The popularity of the performance began to significantly increase after World War II, attracting tourists first from within Mexico then from abroad. Popularity increased in the 1960s, when Vatican II legitimated passion reenactments. It has become the most famous passion play in Mexico. Television coverage of the event began in the 1980s, and since has regularly been broadcast to the Spanish-speaking world, as well as covered by media in the United States and Europe. While it remains first and foremost a religious event, it has also become a rite of local identity and has brought attention to the poverty of the borough. A documentary about the event called "Iztapalapa, memoria y tradición" was directed by Francisco Alatriste Torres of the Escuela Nacional de Antropología e Historia. The city government has declared the event to be an intangible cultural heritage of Mexico City, as part of an effort to gaining similar recognition from UNESCO. The increased tourism, as well as “competition” and influence from other passion plays, have had an effect. The urban space where the play takes place has changed to accommodate its growth. Passion plays in the Philippines have had an influence leading to more realism in the violence, both in the flogging and the crucifixion. The actors have become younger, as well as the Nazarenes which now include some children.

===Passion Play 2020===
Due to the COVID-19 pandemic in Mexico, the play was moved indoors for the first time in its 177-year history and it was broadcast on television. Fairs, commercial events, pilgrimages, and shows associated with Holy Week in Mexico were suspended. Schools were closed and vacationers were advised to stay away from beaches and other tourist attractions. The broadcasts, the first to be aired nationwide on television, were co-produced by the borough government and public stations Channel 14 and Channel 11, as well as the city-owned Capital 21 (with broadcasts online to viewers abroad as before, but with the added first of international broadcasts via satellite).

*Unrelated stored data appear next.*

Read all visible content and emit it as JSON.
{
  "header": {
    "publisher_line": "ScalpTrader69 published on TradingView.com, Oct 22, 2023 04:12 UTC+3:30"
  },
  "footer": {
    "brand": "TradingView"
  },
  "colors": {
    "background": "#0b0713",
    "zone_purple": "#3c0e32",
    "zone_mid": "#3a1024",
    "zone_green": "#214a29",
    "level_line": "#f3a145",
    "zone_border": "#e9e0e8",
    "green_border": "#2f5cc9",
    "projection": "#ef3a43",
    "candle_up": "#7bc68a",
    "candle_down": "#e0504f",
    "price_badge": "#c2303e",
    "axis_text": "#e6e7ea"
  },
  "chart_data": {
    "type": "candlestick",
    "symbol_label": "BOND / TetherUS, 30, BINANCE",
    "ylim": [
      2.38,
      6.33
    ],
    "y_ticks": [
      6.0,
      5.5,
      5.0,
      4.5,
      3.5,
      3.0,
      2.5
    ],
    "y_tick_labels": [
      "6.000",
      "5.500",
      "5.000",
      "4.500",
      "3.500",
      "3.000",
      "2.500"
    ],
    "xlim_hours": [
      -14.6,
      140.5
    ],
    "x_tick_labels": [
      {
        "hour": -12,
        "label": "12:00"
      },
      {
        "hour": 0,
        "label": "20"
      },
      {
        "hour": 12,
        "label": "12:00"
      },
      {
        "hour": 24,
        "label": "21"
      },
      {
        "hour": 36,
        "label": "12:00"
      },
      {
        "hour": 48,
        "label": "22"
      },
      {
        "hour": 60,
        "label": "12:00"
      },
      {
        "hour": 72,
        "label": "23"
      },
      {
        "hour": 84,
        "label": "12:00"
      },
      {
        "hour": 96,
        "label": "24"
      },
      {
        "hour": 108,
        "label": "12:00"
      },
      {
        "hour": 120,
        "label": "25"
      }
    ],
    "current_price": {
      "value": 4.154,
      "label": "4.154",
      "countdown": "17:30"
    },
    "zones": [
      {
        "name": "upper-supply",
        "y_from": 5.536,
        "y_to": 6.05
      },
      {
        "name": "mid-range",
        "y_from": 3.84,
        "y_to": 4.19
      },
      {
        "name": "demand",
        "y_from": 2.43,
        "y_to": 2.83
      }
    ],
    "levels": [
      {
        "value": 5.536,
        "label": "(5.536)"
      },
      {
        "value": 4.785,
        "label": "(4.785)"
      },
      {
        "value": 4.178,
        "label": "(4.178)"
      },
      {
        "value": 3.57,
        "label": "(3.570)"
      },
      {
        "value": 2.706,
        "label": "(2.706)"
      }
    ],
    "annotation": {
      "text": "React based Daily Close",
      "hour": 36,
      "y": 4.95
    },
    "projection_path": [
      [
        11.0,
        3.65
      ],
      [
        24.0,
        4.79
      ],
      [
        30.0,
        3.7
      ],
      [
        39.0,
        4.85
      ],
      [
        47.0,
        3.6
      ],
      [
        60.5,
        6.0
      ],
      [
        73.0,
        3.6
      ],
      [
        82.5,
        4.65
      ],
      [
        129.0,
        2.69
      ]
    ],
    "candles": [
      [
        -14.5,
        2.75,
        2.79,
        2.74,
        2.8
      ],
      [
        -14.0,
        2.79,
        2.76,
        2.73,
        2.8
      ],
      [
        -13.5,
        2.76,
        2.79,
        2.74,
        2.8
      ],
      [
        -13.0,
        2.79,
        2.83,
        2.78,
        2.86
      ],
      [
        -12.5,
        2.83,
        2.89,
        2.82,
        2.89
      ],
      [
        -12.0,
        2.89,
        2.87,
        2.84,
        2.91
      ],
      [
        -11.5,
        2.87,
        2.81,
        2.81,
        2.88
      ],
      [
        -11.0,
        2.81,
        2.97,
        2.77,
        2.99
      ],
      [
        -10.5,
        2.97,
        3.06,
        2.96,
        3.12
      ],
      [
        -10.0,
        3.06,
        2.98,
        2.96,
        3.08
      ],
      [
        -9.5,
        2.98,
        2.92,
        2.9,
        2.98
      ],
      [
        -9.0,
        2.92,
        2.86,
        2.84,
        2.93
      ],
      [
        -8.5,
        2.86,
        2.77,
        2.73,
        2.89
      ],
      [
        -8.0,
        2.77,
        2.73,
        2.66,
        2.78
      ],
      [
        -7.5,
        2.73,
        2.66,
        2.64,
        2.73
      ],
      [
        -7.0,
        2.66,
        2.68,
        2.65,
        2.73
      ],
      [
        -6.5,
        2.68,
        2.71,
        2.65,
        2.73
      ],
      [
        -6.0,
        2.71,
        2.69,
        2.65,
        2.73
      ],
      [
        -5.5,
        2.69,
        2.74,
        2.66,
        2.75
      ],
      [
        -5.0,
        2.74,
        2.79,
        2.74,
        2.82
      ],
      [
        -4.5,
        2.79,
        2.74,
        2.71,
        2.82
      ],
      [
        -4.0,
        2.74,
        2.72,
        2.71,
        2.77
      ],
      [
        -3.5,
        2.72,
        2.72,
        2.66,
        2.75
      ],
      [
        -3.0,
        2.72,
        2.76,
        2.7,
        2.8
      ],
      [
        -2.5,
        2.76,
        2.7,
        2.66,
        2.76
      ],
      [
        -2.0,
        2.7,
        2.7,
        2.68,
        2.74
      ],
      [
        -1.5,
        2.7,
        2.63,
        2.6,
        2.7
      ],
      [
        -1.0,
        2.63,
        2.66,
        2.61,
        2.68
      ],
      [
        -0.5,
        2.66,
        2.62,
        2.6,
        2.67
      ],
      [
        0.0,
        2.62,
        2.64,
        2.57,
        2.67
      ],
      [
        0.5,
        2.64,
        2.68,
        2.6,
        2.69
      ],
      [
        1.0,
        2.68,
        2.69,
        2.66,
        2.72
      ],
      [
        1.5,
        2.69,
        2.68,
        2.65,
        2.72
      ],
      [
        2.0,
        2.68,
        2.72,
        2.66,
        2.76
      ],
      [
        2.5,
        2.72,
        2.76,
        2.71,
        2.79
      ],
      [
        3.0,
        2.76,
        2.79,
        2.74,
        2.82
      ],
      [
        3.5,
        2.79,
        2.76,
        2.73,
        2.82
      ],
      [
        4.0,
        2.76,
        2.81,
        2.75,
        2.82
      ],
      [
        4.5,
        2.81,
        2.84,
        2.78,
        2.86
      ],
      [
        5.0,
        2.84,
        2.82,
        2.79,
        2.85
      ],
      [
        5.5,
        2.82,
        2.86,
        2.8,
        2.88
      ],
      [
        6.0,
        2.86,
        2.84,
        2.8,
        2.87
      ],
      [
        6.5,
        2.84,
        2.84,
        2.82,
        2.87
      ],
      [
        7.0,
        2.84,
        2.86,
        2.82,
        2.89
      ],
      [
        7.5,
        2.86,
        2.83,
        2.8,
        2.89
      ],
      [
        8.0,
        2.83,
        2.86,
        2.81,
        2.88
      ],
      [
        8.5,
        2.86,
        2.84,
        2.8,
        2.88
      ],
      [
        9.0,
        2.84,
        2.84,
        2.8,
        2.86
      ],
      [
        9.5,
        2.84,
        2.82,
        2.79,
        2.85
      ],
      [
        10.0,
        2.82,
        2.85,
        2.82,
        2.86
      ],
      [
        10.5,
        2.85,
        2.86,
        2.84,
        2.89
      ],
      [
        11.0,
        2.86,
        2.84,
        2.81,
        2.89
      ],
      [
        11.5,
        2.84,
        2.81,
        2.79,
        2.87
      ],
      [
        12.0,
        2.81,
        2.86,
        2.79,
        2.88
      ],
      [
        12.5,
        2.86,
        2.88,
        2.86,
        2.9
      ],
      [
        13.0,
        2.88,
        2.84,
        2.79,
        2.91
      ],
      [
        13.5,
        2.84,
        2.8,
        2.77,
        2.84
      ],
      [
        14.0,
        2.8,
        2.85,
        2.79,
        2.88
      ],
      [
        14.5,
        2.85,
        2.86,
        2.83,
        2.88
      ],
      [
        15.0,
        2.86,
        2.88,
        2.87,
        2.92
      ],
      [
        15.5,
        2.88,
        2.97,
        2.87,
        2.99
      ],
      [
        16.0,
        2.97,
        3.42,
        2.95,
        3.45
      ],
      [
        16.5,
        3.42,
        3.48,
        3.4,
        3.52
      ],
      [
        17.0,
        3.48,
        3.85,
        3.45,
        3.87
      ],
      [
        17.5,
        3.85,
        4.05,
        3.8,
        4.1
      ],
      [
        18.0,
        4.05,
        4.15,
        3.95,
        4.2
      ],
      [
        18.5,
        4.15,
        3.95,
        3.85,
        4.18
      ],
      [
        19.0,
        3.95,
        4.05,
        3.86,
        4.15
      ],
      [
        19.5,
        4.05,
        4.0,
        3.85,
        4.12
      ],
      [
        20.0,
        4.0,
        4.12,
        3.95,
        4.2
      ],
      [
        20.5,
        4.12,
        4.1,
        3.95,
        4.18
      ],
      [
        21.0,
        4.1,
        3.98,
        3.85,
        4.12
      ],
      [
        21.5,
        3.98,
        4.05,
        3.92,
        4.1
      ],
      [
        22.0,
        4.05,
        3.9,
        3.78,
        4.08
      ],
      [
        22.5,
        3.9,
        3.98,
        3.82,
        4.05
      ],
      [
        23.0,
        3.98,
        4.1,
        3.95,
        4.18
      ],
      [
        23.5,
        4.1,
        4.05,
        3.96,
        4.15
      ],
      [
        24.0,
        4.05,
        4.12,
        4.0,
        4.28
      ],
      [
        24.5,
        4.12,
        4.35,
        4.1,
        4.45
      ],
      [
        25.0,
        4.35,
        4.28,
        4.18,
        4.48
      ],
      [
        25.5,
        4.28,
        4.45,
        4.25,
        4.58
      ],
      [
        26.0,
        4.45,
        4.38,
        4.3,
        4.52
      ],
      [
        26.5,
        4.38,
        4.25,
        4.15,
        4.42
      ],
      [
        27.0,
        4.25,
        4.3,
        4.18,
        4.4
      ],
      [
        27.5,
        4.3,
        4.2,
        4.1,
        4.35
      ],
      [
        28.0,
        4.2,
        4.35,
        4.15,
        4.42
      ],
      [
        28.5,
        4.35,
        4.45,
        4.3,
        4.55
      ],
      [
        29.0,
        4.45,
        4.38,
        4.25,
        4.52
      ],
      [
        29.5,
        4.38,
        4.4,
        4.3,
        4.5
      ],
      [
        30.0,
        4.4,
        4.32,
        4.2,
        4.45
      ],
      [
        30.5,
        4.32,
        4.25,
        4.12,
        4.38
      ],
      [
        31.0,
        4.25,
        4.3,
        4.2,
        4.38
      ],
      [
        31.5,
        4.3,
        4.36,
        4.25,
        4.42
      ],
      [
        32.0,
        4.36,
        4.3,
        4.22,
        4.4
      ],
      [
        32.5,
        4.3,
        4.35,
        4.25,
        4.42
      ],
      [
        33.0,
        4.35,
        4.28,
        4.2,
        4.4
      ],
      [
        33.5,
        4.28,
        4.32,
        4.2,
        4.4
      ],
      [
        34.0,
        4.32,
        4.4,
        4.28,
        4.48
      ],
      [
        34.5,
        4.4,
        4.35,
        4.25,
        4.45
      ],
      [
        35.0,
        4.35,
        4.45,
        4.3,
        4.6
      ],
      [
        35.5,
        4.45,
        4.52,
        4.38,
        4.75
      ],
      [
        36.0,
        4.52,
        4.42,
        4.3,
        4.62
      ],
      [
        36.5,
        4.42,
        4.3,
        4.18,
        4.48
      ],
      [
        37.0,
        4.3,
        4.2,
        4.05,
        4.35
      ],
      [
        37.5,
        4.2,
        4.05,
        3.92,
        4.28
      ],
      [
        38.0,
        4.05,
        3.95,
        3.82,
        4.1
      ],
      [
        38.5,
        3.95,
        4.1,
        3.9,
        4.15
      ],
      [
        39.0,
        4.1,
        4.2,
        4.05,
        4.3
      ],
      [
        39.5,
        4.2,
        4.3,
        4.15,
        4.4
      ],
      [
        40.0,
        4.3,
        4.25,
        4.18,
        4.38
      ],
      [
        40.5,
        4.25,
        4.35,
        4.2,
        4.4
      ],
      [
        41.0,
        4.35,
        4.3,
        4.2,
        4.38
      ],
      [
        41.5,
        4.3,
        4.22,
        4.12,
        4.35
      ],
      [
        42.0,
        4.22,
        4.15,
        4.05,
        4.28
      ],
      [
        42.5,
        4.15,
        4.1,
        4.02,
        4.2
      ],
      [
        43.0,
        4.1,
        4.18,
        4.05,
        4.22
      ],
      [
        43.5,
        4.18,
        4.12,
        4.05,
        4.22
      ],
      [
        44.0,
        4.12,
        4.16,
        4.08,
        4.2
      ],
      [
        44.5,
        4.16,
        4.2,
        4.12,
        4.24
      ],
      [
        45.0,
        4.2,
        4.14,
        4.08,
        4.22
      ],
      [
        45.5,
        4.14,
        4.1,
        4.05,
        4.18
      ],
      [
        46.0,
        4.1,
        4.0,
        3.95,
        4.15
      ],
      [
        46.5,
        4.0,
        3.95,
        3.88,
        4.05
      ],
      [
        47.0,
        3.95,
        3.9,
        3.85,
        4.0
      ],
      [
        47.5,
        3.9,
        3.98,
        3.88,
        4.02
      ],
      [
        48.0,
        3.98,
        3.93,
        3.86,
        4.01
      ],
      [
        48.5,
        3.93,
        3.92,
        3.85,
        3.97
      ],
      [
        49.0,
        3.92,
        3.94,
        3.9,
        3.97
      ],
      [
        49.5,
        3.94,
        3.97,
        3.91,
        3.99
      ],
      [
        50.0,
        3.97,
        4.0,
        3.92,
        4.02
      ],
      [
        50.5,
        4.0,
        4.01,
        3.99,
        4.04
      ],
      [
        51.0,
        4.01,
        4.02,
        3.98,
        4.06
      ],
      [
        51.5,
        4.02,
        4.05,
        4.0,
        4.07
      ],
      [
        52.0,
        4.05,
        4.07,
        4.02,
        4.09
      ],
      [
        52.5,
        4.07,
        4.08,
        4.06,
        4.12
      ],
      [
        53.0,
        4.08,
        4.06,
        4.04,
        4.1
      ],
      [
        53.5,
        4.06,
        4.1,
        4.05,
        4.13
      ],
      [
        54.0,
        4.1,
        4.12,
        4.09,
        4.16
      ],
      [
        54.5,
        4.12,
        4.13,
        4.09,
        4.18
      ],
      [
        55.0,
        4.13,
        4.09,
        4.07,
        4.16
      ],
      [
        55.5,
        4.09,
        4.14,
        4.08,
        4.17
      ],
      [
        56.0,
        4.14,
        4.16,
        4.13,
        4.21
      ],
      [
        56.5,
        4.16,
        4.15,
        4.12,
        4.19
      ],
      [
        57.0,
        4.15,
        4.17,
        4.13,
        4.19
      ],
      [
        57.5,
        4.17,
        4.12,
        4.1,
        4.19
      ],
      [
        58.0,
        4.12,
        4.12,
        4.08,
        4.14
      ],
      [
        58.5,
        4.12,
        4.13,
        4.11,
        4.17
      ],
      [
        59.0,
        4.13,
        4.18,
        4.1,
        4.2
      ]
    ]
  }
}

In 2021, the number of broadcasters of the event grew, with even Televisa's Youtube page offering a live broadcast feed.

The in-person play returned for the 2022 season. For 2025, the official Youtube channel finally added a simultaneous sign language interpretation inset for the deaf and hard of hearing who watch the broadcast.

In 2025, the Passion Play was granted the status of UNESCO Intangible Cultural Heritage in recognition of more than a century of performances and their impact in both Mexico City and nationwide. The public declaration ceremony was held on February 18, 2026, which also served as an early official kickoff to the Holy Week 2026 season.